Secondo quanto riportato dalla BBC verserebbe in gravi condizioni.

Alexei Navalny, il più acceso oppositore di Vladimir Putin in Russia, è ricoverato in terapia intensiva presso l’Omsk Emergency Hospital. L’ospedale ha confermato che si trova in condizioni gravi ed è in terapia intensiva. A darne la notizia è stata la sua portavoce Kira Yarmysh, che su Twitter ha scritto:

“Stamani Navalny stava rientrando a Mosca da Tomsk. Durante il volo si è sentito male. Atterraggio di emergenza a Omsk. Sospettiamo che Alexei sia stato avvelenato con qualcosa mischiato nel tea. È l’unica cosa che ha bevuto da questa mattina. I medici dicono che con i liquidi caldi le sostanze tossiche vengono assorbite più velocemente. Alexei non è cosciente”

Navalny, dunque, stava rientrando a Mosca dopo essere stato a Tomsk, in Siberia, ma si è sentito male in aereo ed è stato necessario fare un atterraggio di emergenza a Omsk per portarlo nel più vicino ospedale.

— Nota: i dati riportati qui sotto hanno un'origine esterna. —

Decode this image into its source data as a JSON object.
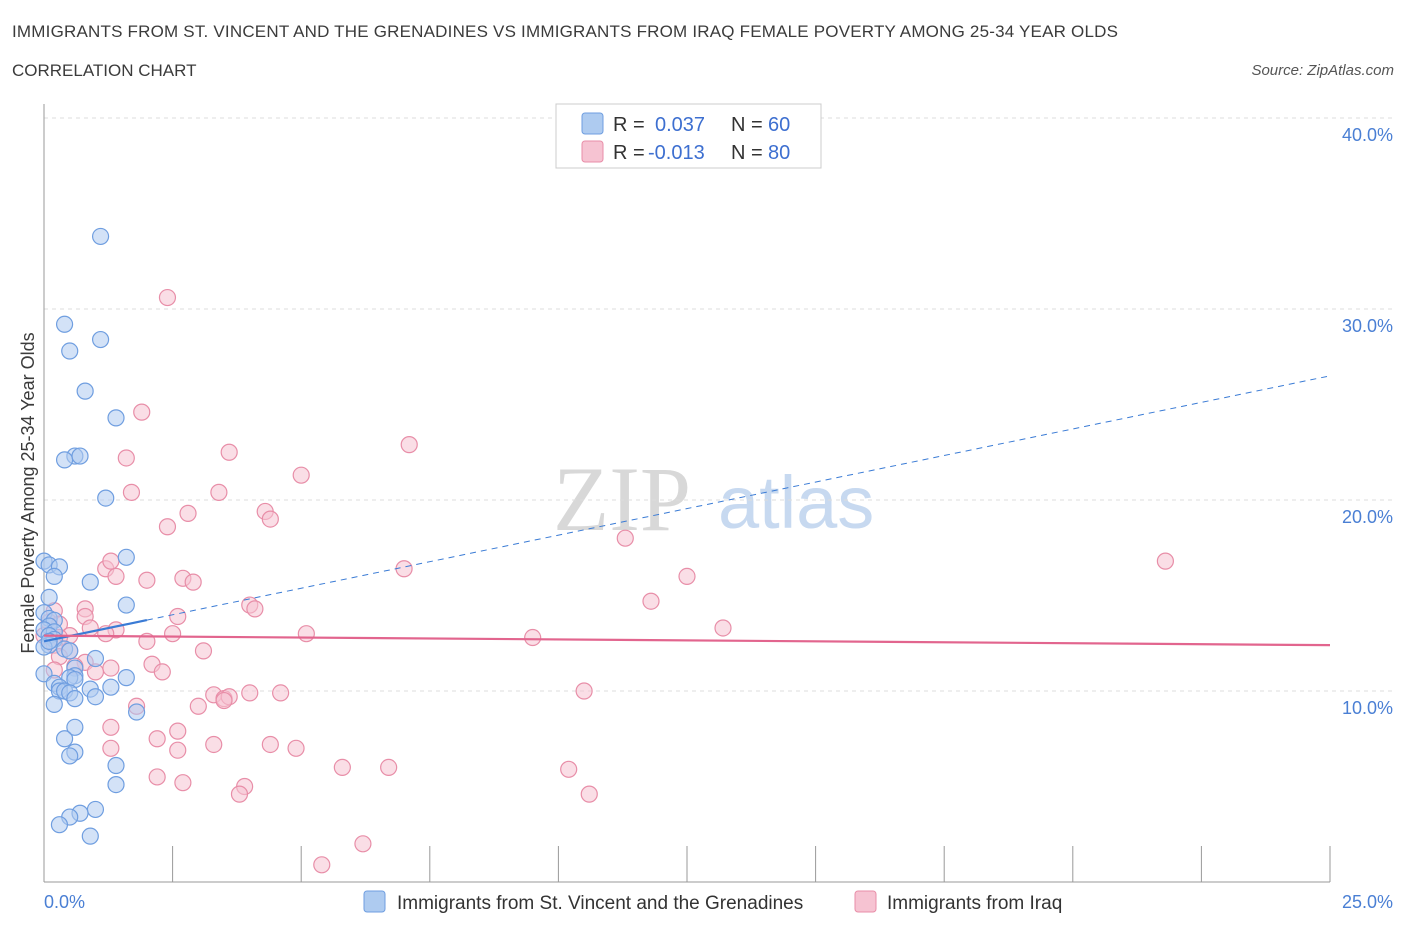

La BBC, riprendendo l’agenzia russa Tass, ha detto che l’Omsk Emergency Hospital ha sostanzialmente confermato quanto riportato da Kira Yarmysh, ossia che Navalny è in condizioni gravi. Non è la prima volta che in Russia oppositori di Putin subiscono questa sorte.

Yarmysh ha poi fatto sapere che Navalny è attaccato a un respiratore ed è in coma. Inoltre ha ricordato che un anno fa avevano già provato ad avvelenarlo in carcere: in quel caso ebbe una reazione allergica a un medicinale e il Guardian sottolinea come si parlò di possibili conseguenze da avvelenamento.

Sempre il Guardian ha spiegato che Navalny in questo periodo era impegnato in un tour in diverse città della Siberia per sostenere i candidati alle elezioni locali che si svolgeranno il prossimo mese e coinvolgeranno 40 milioni di elettori.